Rep. Sonny Callahan (R-AL), chairman of the House Appropriations subcommittee on energy and water development, opposed the House action because the initiative, which was sponsored by Reps. Jim Davis and Joe Scarborough of Florida, would block drilling activity in parts of offshore Alabama as well as off the coast of Florida. Callahan, in retaliation, proposed an amendment to hold up construction of the Alabama-to-Florida Gulfstream Natural Gas System, which passed the full House last week.

Callahan is “disappointed that such a huge chunk [of acreage] has been taken off the table” for leasing in the eastern Gulf, but he believes the Bush administration made a “good faith effort” in trying to reach a compromise with Florida, said Joe Bonner, Callahan’s chief of staff.

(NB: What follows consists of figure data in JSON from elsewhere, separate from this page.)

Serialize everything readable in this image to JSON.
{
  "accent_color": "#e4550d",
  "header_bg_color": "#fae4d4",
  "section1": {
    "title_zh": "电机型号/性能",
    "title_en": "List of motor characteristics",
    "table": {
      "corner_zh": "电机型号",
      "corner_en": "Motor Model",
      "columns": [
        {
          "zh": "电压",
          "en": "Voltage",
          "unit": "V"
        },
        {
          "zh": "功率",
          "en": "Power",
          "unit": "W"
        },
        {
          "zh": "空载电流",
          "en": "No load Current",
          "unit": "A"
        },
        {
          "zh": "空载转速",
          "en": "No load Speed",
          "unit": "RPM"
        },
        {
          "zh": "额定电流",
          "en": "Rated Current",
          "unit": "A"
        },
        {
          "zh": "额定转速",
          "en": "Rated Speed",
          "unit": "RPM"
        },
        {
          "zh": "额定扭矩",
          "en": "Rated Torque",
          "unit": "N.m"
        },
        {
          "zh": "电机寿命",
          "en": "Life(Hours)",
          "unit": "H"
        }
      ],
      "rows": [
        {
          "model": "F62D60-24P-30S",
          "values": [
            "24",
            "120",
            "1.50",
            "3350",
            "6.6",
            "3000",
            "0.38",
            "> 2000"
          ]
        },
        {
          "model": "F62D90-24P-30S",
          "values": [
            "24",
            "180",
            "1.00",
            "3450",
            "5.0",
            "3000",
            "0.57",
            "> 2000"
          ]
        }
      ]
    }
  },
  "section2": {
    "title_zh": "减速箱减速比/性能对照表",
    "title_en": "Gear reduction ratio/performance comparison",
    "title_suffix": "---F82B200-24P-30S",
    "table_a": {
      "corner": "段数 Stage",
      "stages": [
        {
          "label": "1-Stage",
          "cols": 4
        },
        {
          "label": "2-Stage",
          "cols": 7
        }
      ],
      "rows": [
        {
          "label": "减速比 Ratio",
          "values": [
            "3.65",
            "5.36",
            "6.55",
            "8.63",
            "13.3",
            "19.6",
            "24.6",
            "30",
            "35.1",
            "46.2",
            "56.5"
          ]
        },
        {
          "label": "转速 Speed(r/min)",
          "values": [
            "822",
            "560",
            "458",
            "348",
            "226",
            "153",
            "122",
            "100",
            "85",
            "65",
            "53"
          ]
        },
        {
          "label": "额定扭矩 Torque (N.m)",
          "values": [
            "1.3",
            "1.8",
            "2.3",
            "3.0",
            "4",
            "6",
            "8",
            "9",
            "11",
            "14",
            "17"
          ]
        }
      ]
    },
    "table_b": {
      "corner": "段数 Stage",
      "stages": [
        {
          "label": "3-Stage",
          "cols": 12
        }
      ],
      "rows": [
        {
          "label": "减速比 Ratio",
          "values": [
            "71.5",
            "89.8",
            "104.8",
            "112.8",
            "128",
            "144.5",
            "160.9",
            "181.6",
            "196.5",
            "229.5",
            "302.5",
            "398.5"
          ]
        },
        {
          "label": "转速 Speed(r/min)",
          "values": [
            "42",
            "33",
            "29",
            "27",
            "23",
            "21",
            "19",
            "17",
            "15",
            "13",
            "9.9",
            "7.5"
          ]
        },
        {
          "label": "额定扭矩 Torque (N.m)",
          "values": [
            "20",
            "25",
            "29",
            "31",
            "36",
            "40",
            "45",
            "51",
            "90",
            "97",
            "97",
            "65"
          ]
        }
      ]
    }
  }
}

The Alabama lawmaker hopes this will allow oil and gas leasing to go forward in the eastern Gulf, albeit on a reduced scale, and that the Bush administration “won’t rule out the possibility” of returning to the original 181 tract in the future, Bonner noted. The latter doesn’t seem very likely. The Interior Department has agreed to bar all drilling within 100 miles of both Florida and Alabama until at least 2007.

The administration has made a “very generous concession to the state of Florida,” he said. This action “should have appeased lawmakers in Florida” and “put to rest any reasonable concerns” that the state might have about drilling in its backyard.